Люди, составлявшие круг, убрались с его пути. Теперь все они молчали, опустив свои щиты.
— И не думал, что у тебя получится, но когда дело доходит до убийства, нет никого лучше! Нет никого хуже! Я всегда так говорил!
Логен проковылял через открытые ворота, нашёл проход под аркой и начал взбираться по шатким ступеням, по кругу и по кругу. Его сапоги шуршали по камню и оставляли позади тёмные пятна. Кровь капала — кап-кап-кап — с качавшихся пальцев его левой руки. Каждая мышца болела. В него впивался голос Бетода.
— Но всё-таки я посмеялся последним, а, Девять Смертей? Ты всего лишь лист на воде! И в любом случае дождь смоет тебя!
Логен продолжал хромать, рёбра горели, челюсти плотно стиснуты, плечо задевало изогнутую стену. Вверх и вверх, кругом и кругом, и следом эхом отдавалось его хриплое дыхание.
— У тебя никогда ничего не будет! Ты всегда будешь никем! Ты не сможешь делать ничего, кроме трупов!
Выбежав наружу, на крышу, он моргнул от яркого утреннего света и сплюнул через плечо полный рот крови. Бетод стоял на стене. Названные отшатнулись с пути Логена, когда он пошёл к королю Севера.
— Ты создан из смерти, Девять Смертей! Ты создан из…
Кулак Логена врезался ему в челюсть, и Бетод, покачнувшись, шагнул назад. Другая рука Логена ударила его в скулу и развернула Бетода к парапету, длинная струйка кровавой слюны потекла из разбитого рта. Логен схватил его за затылок и врезал коленом в лицо, почувствовав, как нос плющится от удара. Запустил пальцы в волосы Бетода, крепко сжал, высоко поднял его голову и вколотил в камни.
— Сдохни! — прошипел он.
Бетод дёргался, булькал, а Логен поднимал и опускал его голову, снова и снова. Золотой обруч слетел с разбитого черепа и покатился по крыше, весело звеня.
— Сдохни!
Хрустнула кость, и кровь брызнула на камни крупными каплями и тонкими струйками. Бледный Призрак и его названные таращились — побледневшие, беспомощные и перепуганные, потрясённые и восхищённые.
— Сдохни, уёбок!
И последним усилием Логен поднял изувеченный труп Бетода в воздух и швырнул его за стену. И смотрел, как тот падает. Он видел, как труп врезался в землю и остался лежать на боку — неловко раскинув руки и ноги, скрючив пальцы, словно цепляясь за что-то. А вместо головы — лишь тёмное пятно на твёрдой земле. Все лица людей, стоявших внизу, повернулись к этому трупу, а потом глаза и рты медленно широко раскрылись, и все уставились на Логена.

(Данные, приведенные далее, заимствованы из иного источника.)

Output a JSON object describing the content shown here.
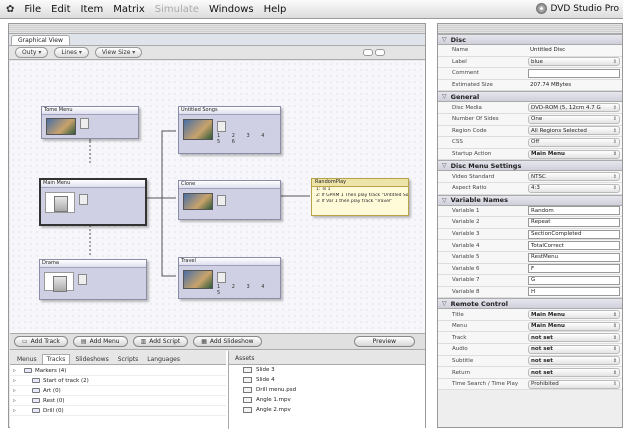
{
  "menubar": {
    "apple": "✿",
    "items": [
      "File",
      "Edit",
      "Item",
      "Matrix",
      "Simulate",
      "Windows",
      "Help"
    ],
    "dim_index": 4,
    "app_name": "DVD Studio Pro"
  },
  "graphical_view": {
    "tab_label": "Graphical View",
    "toolbar": {
      "popup1": "Outy",
      "popup2": "Lines",
      "popup3": "View Size"
    },
    "tiles": [
      {
        "key": "tome",
        "title": "Tome Menu",
        "kind": "menu"
      },
      {
        "key": "untitled",
        "title": "Untitled Songs",
        "kind": "track",
        "nums": "1 2 3 4 5 6"
      },
      {
        "key": "main",
        "title": "Main Menu",
        "kind": "menu"
      },
      {
        "key": "clone",
        "title": "Clone",
        "kind": "track"
      },
      {
        "key": "drama",
        "title": "Drama",
        "kind": "menu"
      },
      {
        "key": "travel",
        "title": "Travel",
        "kind": "track",
        "nums": "1 2 3 4 5"
      }
    ],
    "script": {
      "title": "RandomPlay",
      "lines": [
        "1: Ts 1",
        "2: If GPRM 1 Then play track \"Untitled Songs\"",
        "3: If Var 1 then play track \"Travel\""
      ]
    }
  },
  "add_bar": {
    "buttons": [
      "Add Track",
      "Add Menu",
      "Add Script",
      "Add Slideshow"
    ],
    "preview": "Preview"
  },
  "project_tabs": [
    "Menus",
    "Tracks",
    "Slideshows",
    "Scripts",
    "Languages"
  ],
  "project_tabs_selected": 1,
  "tree": [
    {
      "label": "Markers (4)",
      "expandable": true
    },
    {
      "label": "Start of track (2)",
      "expandable": true
    },
    {
      "label": "Art (0)",
      "expandable": true
    },
    {
      "label": "Rest (0)",
      "expandable": true
    },
    {
      "label": "Drill (0)",
      "expandable": true
    }
  ],
  "assets": {
    "header": "Assets",
    "items": [
      "Slide 3",
      "Slide 4",
      "Drill menu.psd",
      "Angle 1.mpv",
      "Angle 2.mpv"
    ]
  },
  "inspector": {
    "sections": [
      {
        "title": "Disc",
        "rows": [
          {
            "label": "Name",
            "value": "Untitled Disc",
            "style": "plain"
          },
          {
            "label": "Label",
            "value": "blue",
            "style": "popup"
          },
          {
            "label": "Comment",
            "value": "",
            "style": "field"
          },
          {
            "label": "Estimated Size",
            "value": "207.74 MBytes",
            "style": "plain"
          }
        ]
      },
      {
        "title": "General",
        "rows": [
          {
            "label": "Disc Media",
            "value": "DVD-ROM (5, 12cm 4.7 G",
            "style": "popup"
          },
          {
            "label": "Number Of Sides",
            "value": "One",
            "style": "popup"
          },
          {
            "label": "Region Code",
            "value": "All Regions Selected",
            "style": "popup"
          },
          {
            "label": "CSS",
            "value": "Off",
            "style": "popup"
          },
          {
            "label": "Startup Action",
            "value": "Main Menu",
            "style": "popup-bold"
          }
        ]
      },
      {
        "title": "Disc Menu Settings",
        "rows": [
          {
            "label": "Video Standard",
            "value": "NTSC",
            "style": "popup"
          },
          {
            "label": "Aspect Ratio",
            "value": "4:3",
            "style": "popup"
          }
        ]
      },
      {
        "title": "Variable Names",
        "rows": [
          {
            "label": "Variable 1",
            "value": "Random",
            "style": "field"
          },
          {
            "label": "Variable 2",
            "value": "Repeat",
            "style": "field"
          },
          {
            "label": "Variable 3",
            "value": "SectionCompleted",
            "style": "field"
          },
          {
            "label": "Variable 4",
            "value": "TotalCorrect",
            "style": "field"
          },
          {
            "label": "Variable 5",
            "value": "RestMenu",
            "style": "field"
          },
          {
            "label": "Variable 6",
            "value": "F",
            "style": "field"
          },
          {
            "label": "Variable 7",
            "value": "G",
            "style": "field"
          },
          {
            "label": "Variable 8",
            "value": "H",
            "style": "field"
          }
        ]
      },
      {
        "title": "Remote Control",
        "rows": [
          {
            "label": "Title",
            "value": "Main Menu",
            "style": "popup-bold"
          },
          {
            "label": "Menu",
            "value": "Main Menu",
            "style": "popup-bold"
          },
          {
            "label": "Track",
            "value": "not set",
            "style": "popup-bold"
          },
          {
            "label": "Audio",
            "value": "not set",
            "style": "popup-bold"
          },
          {
            "label": "Subtitle",
            "value": "not set",
            "style": "popup-bold"
          },
          {
            "label": "Return",
            "value": "not set",
            "style": "popup-bold"
          },
          {
            "label": "Time Search / Time Play",
            "value": "Prohibited",
            "style": "popup"
          }
        ]
      }
    ]
  }
}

Круммох-и-Фейл, который стоял посреди них, в центре скошенного круга возле огромного тела Наводящего Ужас, медленно поднял длинную руку, указывая жирным пальцем вверх.
— Девять Смертей! — заорал он. — Король Севера!

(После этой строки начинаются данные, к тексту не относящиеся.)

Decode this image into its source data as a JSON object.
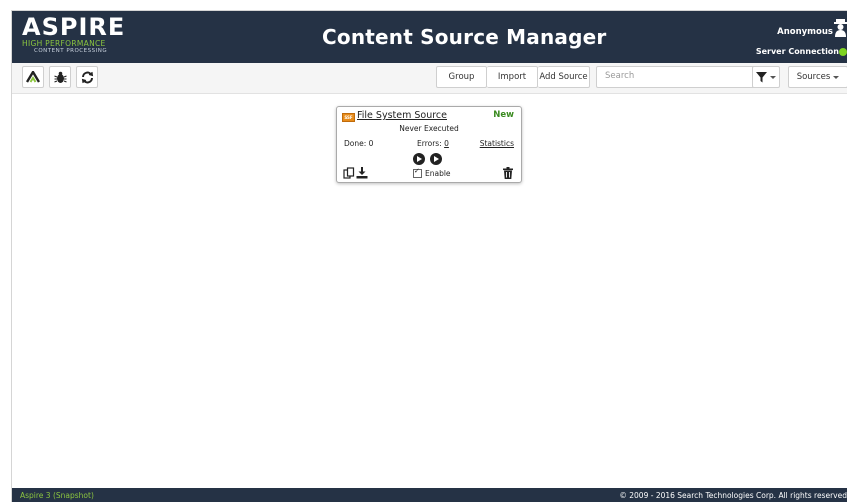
{
  "header": {
    "logo_main": "ASPIRE",
    "logo_sub1": "HIGH PERFORMANCE",
    "logo_sub2": "CONTENT PROCESSING",
    "title": "Content Source Manager",
    "user": "Anonymous",
    "server_status": "Server Connection",
    "server_status_color": "#7ed321"
  },
  "toolbar": {
    "icons": [
      "aspire-logo-icon",
      "bug-icon",
      "refresh-icon"
    ],
    "group_label": "Group",
    "import_label": "Import",
    "add_source_label": "Add Source",
    "search_placeholder": "Search",
    "filter_icon": "filter-icon",
    "sources_label": "Sources"
  },
  "sources": [
    {
      "icon": "file-system-icon",
      "icon_label": "SSF",
      "name": "File System Source",
      "status": "New",
      "status_color": "#3a8b20",
      "execution": "Never Executed",
      "done_label": "Done: 0",
      "errors_label": "Errors:",
      "errors_count": "0",
      "statistics_label": "Statistics",
      "enable_label": "Enable",
      "enabled": true
    }
  ],
  "footer": {
    "version": "Aspire 3 (Snapshot)",
    "copyright": "© 2009 - 2016 Search Technologies Corp. All rights reserved"
  },
  "colors": {
    "header_bg": "#253245",
    "accent_green": "#8cc63f",
    "toolbar_bg": "#f5f5f5"
  }
}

Логен вытаращился на него, хватая ртом воздух, еле стоя на ногах и силясь понять. Ярость ушла, и за ней не осталось ничего, кроме ужасной усталости. Усталости и боли.
— Король Севера! — завопил кто-то в толпе позади.

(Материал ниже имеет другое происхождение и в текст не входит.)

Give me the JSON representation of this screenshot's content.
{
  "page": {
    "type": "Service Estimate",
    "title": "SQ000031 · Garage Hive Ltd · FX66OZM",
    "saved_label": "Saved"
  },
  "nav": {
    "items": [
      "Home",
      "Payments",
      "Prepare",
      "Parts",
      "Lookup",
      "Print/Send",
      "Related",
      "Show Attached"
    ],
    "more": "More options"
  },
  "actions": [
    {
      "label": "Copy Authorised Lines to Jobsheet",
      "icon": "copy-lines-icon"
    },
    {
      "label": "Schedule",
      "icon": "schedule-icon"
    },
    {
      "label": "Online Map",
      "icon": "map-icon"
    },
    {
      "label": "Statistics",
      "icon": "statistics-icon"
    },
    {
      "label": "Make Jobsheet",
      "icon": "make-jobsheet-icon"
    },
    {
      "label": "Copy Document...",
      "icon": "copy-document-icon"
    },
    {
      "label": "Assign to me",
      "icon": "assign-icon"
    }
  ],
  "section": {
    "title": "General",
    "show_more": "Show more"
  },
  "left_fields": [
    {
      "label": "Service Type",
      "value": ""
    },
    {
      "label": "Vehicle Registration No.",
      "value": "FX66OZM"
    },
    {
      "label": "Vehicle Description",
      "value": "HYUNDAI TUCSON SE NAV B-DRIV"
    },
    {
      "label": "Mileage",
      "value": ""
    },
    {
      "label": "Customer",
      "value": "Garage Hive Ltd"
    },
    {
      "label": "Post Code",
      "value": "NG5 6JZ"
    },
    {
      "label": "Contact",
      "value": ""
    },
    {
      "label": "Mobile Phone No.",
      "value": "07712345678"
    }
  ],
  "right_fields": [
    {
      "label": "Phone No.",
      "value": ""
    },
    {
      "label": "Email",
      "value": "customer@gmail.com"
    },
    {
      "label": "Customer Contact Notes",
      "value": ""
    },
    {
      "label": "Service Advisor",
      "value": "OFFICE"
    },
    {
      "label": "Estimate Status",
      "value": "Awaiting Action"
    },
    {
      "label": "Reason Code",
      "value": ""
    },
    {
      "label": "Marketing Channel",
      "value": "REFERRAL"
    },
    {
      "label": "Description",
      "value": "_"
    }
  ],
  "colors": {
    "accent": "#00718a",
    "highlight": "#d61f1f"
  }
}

— Нет, — прохрипел Логен, но никто его не услышал. Все они были пьяны от крови и ярости, или думали о том, что проще всего, или слишком напуганы, чтобы сказать что-то иное. Отовсюду слышались крики — поначалу они лились тонкой струйкой, потом ручейком, потом потоком, а Логен мог только смотреть, вцепившись в окровавленный камень и пытаясь не упасть.